Earlier this year, the Museum exhibited Colorama from the George Eastman Museum. The photographs from a Kodak advertising campaign show a picturesque nation of smiling people, most holding a camera, glossing over the turmoil of the 1960s, from which most of the images were drawn. Our educators used the photography as a jumping-off point to discuss the era and the issues of civil rights, gender equality, the Vietnam War, and political strife.

Last summer, The Hyde paired Jane Peterson: At Home and Abroad with Changing the Landscape: Women Impressionists from the Thomas Clark Collection. Peterson was a well-respected artist who supported herself and traveled around the world to paint — groundbreaking in her time. The two exhibitions examined the works of women every bit as talented as their male counterparts, whose names were lost in the obscurity of a patriarchal art history.

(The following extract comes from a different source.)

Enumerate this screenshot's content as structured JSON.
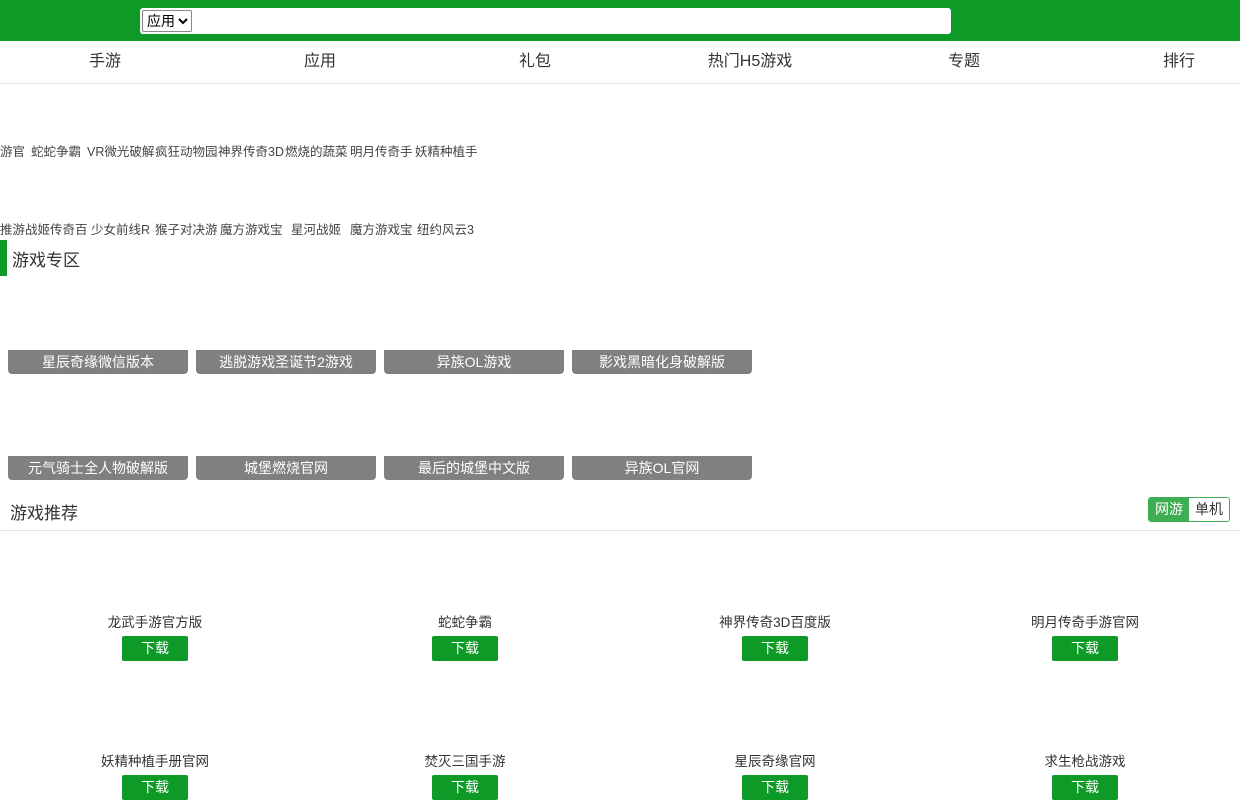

The first exhibition of 2018, From Ukiyo-e to Shin Hanga, was The Hyde’s first major exhibition devoted entirely to Asian prints. It was paired with works drawn from the Museum’s permanent collection to show the influence Japanese printmaking had on Western artists.

Exhibitions scheduled at the Museum in coming months and years include a survey of art on paper by African American artists; the prints of Dox Thrash; the place of Robert Blackburn in the context of modern printmaking; The Hyde’s first pair of exhibitions of Mexican art, comprising the prints of José Posada and a private collection of Mexican paintings that includes works by Frida Kahlo, Alfredo Ramos Martínez, and Diego Rivera; and paintings by contemporary regional artist Amy Cheng, who was born in Taiwan, and combines Eastern, central Asian, Islamic, and European patterns and decorative devices.

Art, like music or dance, is a universal language. The Hyde is grateful to be part of the conversation.